- Born: November 6, 1977 (age 47) Luran, Masally, Azerbaijan SSR
- Nationality: Azerbaijani
- Weight: 138–200 lb (63–91 kg; 9 st 12 lb – 14 st 4 lb)
- Fighting out of: Baku, Azerbaijan
- Team: Rabitachi (Azerbaijani: Rabitəçi)
- Years active: 1994–present
- Rank: Lieutenant colonel

= Araz Musayev =

Azerbaijani kickboxer

Araz Furgan oghlu Musayev (Araz Furqan oğlu Musayev; born November 6, 1977) is an Azerbaijani Muay Thai kickboxer.

Araz Musayev is a 9-time world and 3-time European champion in kickboxing. He is the vice-president of Azerbaijan Muay Thai and Thai Boxing federations. He holds the honorary title of Honored Master of Sports of Azerbaijan.

== Biography ==
Araz Musayev was born in 1977 in Luran village of Masally District.

He began his education in 1985 at the secondary school of Luran village of Masally District and graduated in 1995. In the same year he was admitted to the Faculty of Law of the Azerbaijan International University, in 1999 he graduated from the university and began his military service.

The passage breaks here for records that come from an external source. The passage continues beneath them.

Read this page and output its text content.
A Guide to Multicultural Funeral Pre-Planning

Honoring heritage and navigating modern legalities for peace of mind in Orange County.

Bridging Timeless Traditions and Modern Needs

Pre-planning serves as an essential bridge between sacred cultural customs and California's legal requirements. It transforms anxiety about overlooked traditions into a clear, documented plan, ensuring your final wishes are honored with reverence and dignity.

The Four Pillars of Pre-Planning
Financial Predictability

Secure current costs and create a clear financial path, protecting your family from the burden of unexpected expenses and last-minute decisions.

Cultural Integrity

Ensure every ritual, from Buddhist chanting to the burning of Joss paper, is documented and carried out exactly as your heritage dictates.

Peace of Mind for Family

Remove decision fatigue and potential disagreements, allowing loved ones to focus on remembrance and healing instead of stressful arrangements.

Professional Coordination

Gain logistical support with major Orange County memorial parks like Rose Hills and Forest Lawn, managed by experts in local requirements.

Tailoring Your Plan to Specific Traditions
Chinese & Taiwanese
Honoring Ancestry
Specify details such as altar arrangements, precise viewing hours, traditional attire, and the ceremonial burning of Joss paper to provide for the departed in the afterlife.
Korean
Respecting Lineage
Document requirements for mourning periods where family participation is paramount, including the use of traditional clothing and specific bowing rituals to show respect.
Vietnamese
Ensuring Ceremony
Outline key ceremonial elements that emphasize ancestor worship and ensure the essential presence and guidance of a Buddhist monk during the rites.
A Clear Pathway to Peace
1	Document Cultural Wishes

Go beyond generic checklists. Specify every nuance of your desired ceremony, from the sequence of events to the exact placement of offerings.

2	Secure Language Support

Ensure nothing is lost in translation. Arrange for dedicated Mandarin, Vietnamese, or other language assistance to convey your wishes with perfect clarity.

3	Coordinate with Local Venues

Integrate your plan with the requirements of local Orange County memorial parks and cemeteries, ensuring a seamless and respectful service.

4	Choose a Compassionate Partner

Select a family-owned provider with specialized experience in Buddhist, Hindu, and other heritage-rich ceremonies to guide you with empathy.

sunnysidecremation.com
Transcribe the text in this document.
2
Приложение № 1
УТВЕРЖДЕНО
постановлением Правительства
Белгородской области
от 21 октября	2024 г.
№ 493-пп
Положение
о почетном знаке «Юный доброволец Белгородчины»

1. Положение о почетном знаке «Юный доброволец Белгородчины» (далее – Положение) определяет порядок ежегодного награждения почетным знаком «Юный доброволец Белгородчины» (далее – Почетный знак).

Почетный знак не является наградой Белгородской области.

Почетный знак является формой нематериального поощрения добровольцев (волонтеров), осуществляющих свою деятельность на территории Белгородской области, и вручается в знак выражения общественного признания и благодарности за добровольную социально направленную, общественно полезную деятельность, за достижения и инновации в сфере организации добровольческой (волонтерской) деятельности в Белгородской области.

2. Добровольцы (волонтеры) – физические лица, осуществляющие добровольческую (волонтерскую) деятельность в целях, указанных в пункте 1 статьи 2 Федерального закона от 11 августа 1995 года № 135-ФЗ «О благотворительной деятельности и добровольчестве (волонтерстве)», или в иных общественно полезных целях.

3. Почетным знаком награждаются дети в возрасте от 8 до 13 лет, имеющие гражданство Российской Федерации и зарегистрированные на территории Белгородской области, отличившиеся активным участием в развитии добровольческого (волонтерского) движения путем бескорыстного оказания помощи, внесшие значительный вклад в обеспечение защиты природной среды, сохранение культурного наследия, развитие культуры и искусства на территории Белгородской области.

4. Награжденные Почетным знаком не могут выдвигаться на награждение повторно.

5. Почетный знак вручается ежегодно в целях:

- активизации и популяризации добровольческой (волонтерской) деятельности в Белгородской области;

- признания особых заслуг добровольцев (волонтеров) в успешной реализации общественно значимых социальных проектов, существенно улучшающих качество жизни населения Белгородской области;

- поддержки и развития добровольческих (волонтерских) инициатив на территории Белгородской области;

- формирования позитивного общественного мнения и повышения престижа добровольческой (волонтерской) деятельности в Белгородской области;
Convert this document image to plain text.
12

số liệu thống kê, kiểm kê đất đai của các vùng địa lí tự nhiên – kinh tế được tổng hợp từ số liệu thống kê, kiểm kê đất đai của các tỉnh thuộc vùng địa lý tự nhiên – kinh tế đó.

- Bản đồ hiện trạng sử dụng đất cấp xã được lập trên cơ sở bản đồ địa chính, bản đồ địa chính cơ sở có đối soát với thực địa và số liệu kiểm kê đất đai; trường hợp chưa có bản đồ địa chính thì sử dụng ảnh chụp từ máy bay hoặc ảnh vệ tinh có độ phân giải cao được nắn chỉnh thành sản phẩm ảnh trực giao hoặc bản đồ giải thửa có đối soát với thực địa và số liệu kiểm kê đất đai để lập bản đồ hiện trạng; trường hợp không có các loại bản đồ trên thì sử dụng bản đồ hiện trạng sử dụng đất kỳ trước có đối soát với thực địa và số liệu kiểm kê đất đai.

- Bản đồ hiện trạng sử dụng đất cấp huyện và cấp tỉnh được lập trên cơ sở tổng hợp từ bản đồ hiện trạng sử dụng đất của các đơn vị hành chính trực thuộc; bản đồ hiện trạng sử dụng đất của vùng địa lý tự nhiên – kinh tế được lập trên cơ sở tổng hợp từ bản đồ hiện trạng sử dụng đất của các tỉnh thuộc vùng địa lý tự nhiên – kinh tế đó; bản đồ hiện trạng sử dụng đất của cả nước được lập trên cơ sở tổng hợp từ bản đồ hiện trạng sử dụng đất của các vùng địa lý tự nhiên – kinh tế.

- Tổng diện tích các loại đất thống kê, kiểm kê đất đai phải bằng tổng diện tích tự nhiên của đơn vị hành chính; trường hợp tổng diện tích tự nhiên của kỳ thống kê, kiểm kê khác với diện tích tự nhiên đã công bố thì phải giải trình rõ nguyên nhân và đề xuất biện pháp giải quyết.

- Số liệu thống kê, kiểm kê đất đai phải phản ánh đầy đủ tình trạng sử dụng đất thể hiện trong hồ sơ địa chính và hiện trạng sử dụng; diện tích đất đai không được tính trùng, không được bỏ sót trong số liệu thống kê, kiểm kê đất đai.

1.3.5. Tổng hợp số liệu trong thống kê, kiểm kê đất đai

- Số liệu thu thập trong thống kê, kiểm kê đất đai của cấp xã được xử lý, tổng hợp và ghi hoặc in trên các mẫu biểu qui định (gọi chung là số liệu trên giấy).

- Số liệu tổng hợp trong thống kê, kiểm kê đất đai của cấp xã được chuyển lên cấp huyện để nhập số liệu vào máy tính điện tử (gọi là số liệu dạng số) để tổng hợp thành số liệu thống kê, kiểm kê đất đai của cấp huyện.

Araz Musayev started doing sports the age of 7 and started practicing professional sports in 1994, and four years later, in 1998, he began to succeed, thus taking second place in national championships. At the age of 27, in 2004, he became a world champion for the first time.

Araz Musayev has worked in the State Fire Control Service of the Ministry of Emergency Situations since 2007. He works as a senior specialist in the Department of Compulsory Fire Insurance of the State Fire Control Service of the Ministry of Emergency Situations and is a lieutenant colonel of the internal service.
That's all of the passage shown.